An optimized bundling process now supports your library's compatibility with a variety of JavaScript environments.

9. Update package.json

Reference all build outputs and dependencies accurately in your package.json.:

{
  "main": "dist/index.js",
  "module": "dist/index.esm.js",
  "types": "dist/types/index.d.ts",
  "files": [
    "dist"
  ],
  "scripts": {
    "build": "rollup -c"
  },
  "peerDependencies": {
    "react": "^17.0.0 || ^18.0.0",
    "react-dom": "^17.0.0 || ^18.0.0"
  }
}

Your package metadata is set, paving the way for effortless installation and use.


10. Build the Package

Trigger Rollup to bundle your components:

npm run build

With a completed build, your library files are now ready for distribution.


11. Publishing to Azure Artifacts npm Registry

a) Set up your Azure Artifacts Feed

Go to Azure DevOps > Artifacts and create (or use) an npm feed.


b) Configure npm for Azure Artifacts

In your project root, create or update a .npmrc file with:

@yourscope:registry=https://pkgs.dev.azure.com/yourorg/_packaging/yourfeed/npm/registry/
always-auth=true

Replace @yourscope, yourorg, and yourfeed with your actual values.

c) Authenticate Locally

Use Azure's instructions for authentication, such as:

npm login --registry=https://pkgs.dev.azure.com/yourorg/_packaging/yourfeed/npm/registry/

In some setups, especially on Windows, you might need to install and run vsts-npm-auth to complete authentication.

d ) Build Your Package

Ensure your package is built and ready to publish (e.g., run npm run build if you have a build step.

e ) Publish Your Package

From the project root, run:

npm publish

You do not need to specify the registry in the publish command if your .npmrc is set correctly. The registry is picked up from .npmrc.

And just like that, your component library is available in your Azure feed for your team or organization to install and use!
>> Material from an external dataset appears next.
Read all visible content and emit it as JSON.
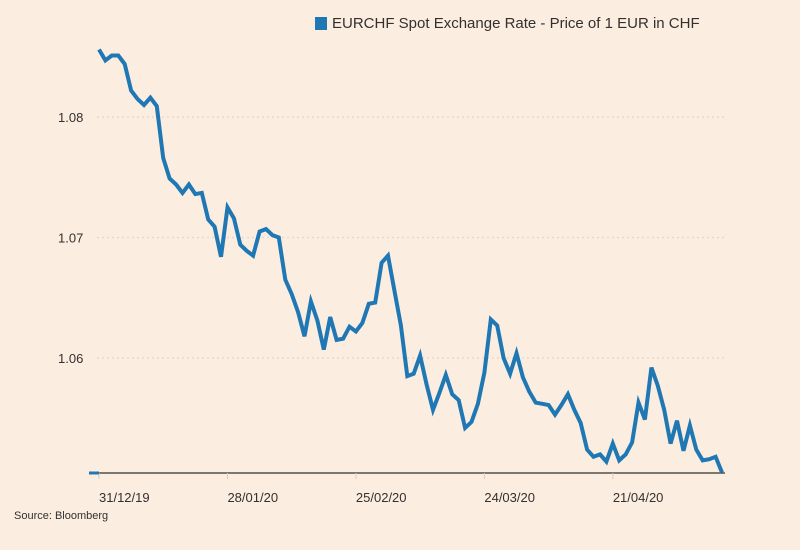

If you’d prefer to publish to the public npm registry, follow these steps:


OR 

12. Publishing to NPM

Prerequisites

  • You already built your library (dist/ exists, with all outputs, after running npm run build).
  • You have an npmjs.com account.

a) Log in to npm 

In your terminal, from the root of your project, type:

npm login

Enter your npm username, password, and email when prompted.

b)  Publish 

Publish the package:

npm publish

After publishing to npmjs.com, you’ll want to showcase your package’s availability directly from your npm dashboard.


Instructions:

  1. Go to npmjs.com and log in to your account.

  2. Click on your username (top-right) and select Packages from the dropdown.
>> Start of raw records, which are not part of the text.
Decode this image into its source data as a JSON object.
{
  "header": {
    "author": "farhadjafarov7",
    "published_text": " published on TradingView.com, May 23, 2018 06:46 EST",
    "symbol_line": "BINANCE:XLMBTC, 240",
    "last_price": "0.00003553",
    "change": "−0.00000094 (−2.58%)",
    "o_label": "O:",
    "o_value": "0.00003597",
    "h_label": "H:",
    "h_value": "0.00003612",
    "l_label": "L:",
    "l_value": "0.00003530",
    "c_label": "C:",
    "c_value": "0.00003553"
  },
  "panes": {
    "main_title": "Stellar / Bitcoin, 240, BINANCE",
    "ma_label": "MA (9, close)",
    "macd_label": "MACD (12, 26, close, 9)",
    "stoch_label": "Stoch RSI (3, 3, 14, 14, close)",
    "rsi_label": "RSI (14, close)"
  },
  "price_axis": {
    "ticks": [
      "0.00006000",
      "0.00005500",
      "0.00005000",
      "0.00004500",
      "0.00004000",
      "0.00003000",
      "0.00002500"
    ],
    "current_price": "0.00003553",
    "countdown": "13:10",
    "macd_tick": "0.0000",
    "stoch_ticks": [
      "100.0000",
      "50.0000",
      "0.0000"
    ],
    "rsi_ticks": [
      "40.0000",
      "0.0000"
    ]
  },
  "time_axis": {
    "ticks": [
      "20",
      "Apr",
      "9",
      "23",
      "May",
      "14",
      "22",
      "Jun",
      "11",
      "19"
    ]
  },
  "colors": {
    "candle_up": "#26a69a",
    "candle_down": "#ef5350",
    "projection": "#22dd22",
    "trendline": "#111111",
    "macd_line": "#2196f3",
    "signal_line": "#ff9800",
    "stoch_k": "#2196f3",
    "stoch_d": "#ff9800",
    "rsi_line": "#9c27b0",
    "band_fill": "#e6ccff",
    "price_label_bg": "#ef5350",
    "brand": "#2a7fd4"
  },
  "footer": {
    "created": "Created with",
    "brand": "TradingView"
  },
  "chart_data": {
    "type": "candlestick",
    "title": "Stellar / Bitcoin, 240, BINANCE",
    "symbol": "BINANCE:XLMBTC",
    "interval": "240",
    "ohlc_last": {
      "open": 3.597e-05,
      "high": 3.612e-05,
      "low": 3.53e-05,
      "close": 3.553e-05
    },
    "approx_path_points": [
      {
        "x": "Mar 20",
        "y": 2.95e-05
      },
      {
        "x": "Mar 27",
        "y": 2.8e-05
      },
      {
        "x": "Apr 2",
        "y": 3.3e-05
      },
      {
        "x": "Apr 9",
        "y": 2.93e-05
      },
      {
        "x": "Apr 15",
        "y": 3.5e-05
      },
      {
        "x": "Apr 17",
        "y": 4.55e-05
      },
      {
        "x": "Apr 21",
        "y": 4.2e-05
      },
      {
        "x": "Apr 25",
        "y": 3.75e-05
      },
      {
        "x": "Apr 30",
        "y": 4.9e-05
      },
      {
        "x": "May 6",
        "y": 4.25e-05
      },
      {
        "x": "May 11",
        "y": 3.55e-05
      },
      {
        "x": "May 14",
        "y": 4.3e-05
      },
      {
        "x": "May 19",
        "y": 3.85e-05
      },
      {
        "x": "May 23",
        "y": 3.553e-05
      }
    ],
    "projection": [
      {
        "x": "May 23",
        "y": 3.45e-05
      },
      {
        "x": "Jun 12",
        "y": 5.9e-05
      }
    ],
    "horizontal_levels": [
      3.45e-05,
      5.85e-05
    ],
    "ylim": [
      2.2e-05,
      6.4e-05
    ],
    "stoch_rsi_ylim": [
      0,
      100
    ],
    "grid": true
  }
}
  3. Find and click your newly published package.



Seeing your package live in npm’s dashboard is a proud milestone—your code is now out there, ready to make life easier for every developer who needs it!

Once published, your component library is available for installation in any compatible React project.
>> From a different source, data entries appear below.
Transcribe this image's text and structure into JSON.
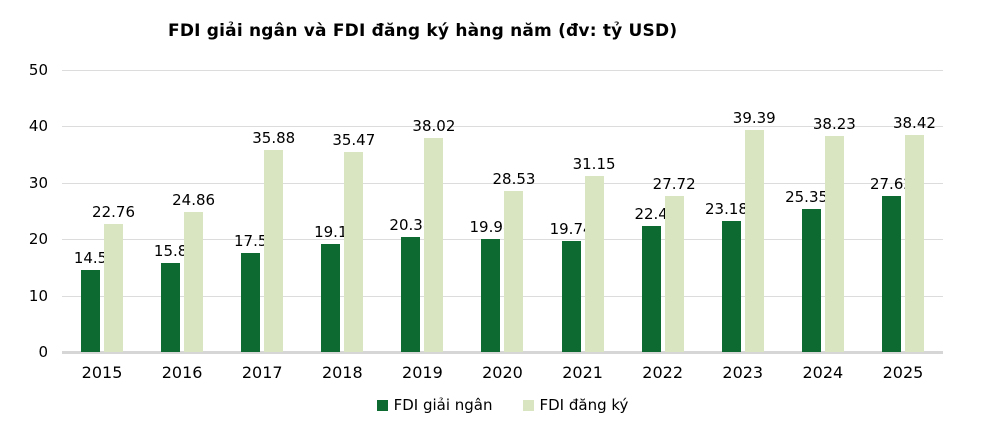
{
  "title": "FDI giải ngân và FDI đăng ký hàng năm (đv: tỷ USD)",
  "colors": {
    "disbursed": "#0d6b32",
    "registered": "#d9e4c1",
    "gridline": "#dcdcdc",
    "baseline": "#d6d6d6",
    "text": "#000000"
  },
  "legend": [
    {
      "label": "FDI giải ngân"
    },
    {
      "label": "FDI đăng ký"
    }
  ],
  "chart_data": {
    "type": "bar",
    "title": "FDI giải ngân và FDI đăng ký hàng năm (đv: tỷ USD)",
    "categories": [
      "2015",
      "2016",
      "2017",
      "2018",
      "2019",
      "2020",
      "2021",
      "2022",
      "2023",
      "2024",
      "2025"
    ],
    "series": [
      {
        "name": "FDI giải ngân",
        "values": [
          14.5,
          15.8,
          17.5,
          19.1,
          20.38,
          19.98,
          19.74,
          22.4,
          23.183,
          25.351,
          27.62
        ]
      },
      {
        "name": "FDI đăng ký",
        "values": [
          22.76,
          24.86,
          35.88,
          35.47,
          38.02,
          28.53,
          31.15,
          27.72,
          39.39,
          38.23,
          38.42
        ]
      }
    ],
    "xlabel": "",
    "ylabel": "",
    "ylim": [
      0,
      50
    ],
    "yticks": [
      0,
      10,
      20,
      30,
      40,
      50
    ],
    "grid": true,
    "legend_position": "bottom"
  }
}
install the library in any React project:


npm install your-package-name

Output:

Below is an example of what you'll see after successfully publishing your package to npm. This confirmation means your component library can now be installed and used in any of your React projects.

Troubleshooting/Common Tips:

  • Instructions: If the package name + version already exists on npm, bump your version in package.json.
  • Make sure your main, module, and types fields point to valid files in your dist/ directory (you’ve already done this!).
  • Check .npmignore or the "files" section in package.json so only necessary files are published.

Conclusion:

You've now created, bundled, and published your reusable React component library with TypeScript and Rollup.
This new workflow helps you:

  • Speed up development: No more duplicating code between projects.
  • Guarantee consistency: All your apps share the same reliable components.
  • Simplify updates: Bug fixes or enhancements are made once and shared everywhere.
  • Easily distribute privately or publicly: Works with both internal feeds (like Azure Artifacts) and public npm.

Now your custom components are ready to power future projects, speed up development, and ensure consistency across your apps.